2022: o que hoje é hipótese pode virar realidade e vice-versa

Palácio da Abolição: principal objeto de consumo da política cearense/Ascom/GE

Na cotação do dia, o deputado federal José Airton Cirilo (PT) nada mais é do que um pré-candidato a governador do Estado, de olho na renovação do atual mandato. E se o desenho mudar? Como estará Lula daqui a nove meses – março de 2022 -, quando os palanques nacionais e locais estiverem no rascunho próximo do real? Pelo menos uma das principais variáveis, fora do radar há menos da metade desse intervalo, parece já ser carta à mesa: a presença do ex-presidente na corrida presidencial. Ou seja, não é plausível que demos como certos cenários que têm altíssimo potencial de mudança, ao sabor dos humores, ao longo de meses, semanas ou até dias.

O Ceará, como nenhum outro estado, já chama a atenção no tabuleiro presidencial de 2022. Afinal de contas, é daqui o único pré-presidenciável projetado, nacionalmente, capaz de atrair faixas eleitorais ameaçadoras à flagrante e orquestrada polarização entre Bolsonaro e Lula. Esse público, de potencial identidade com uma futura terceira via, orbita em torno do bolsonarismo ou do lulopetismo, por ainda não existir o debate nacional sobre a sucessão da presidência da República. Por outro lado e na mesma intensidade, o PT do Ceará, na ainda hipotética candidatura de Lula, poderá alavancar um nome local. Em 2002, por muito menos o PT foi ao segundo turno.

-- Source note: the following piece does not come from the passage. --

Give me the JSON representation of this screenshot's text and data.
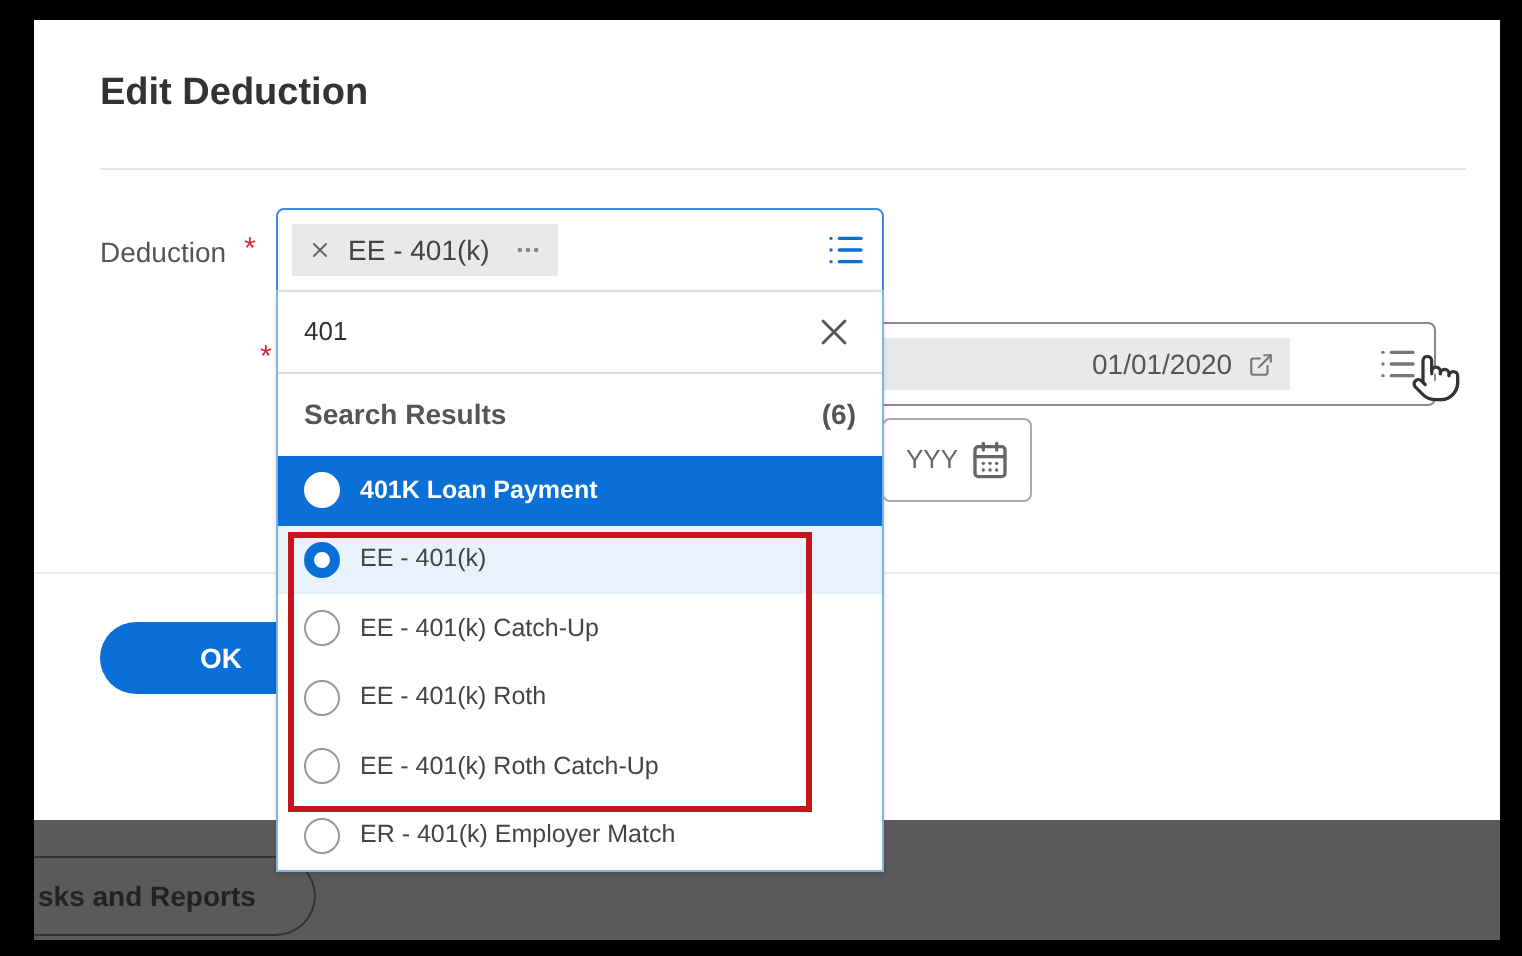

Tasso, Girão e a renovação da CPI
A CPI da Covid vai ser renovada, por mais 90 dias? É a pergunta que a nação se faz, justamente quando as investigações trilham os mais sensíveis fatos e suposições que, no conjunto da obra, podem, no limite, comprometer, politicamente, – para dizer pouco -, a reputação do governo Bolsonaro. Dois dos senadores cearenses – Tasso Jereissati (PSDB) e Eduardo Girão (Podemos) -, estão na comissão. De forma direta ou indireta, ambos os parlamentares estarão com o nome à prova, no ano que vem – independentemente da narrativa vencedora ao final dos trabalhos.

Planalto, Ciro e a Copa de 1982
O ex-governador Ciro Gomes (PDT) é, de longe, o mais preparado pré-presidenciável de que o Brasil dispõe. Intelectual, moral e politicamente. Mas isso não é tudo. Ele precisa seduzir pelo menos dois dígitos do eleitorado que tem esse perfil. É isso o que o viabilizará, eleitoralmente. Numa metáfora futebolística, não adianta ser a Seleção de 1982. Tem de ganhar a Copa.

Assembleia, histórico e planos
Na Assembleia Legislativa há muitos ex-prefeitos e ex-vereadores. Particularmente, de Fortaleza – inclusive, presidentes do Legislativo da Capital. Muitos já passaram por lá, onde ainda estão Acrísio Sena (PT), Tin Gomes (PDT), entre outros. O atual dirigente da Câmara, Antônio Henrique (PDT), desconversa, mas sabe que o rico histórico pesa a favor de seus planos políticos.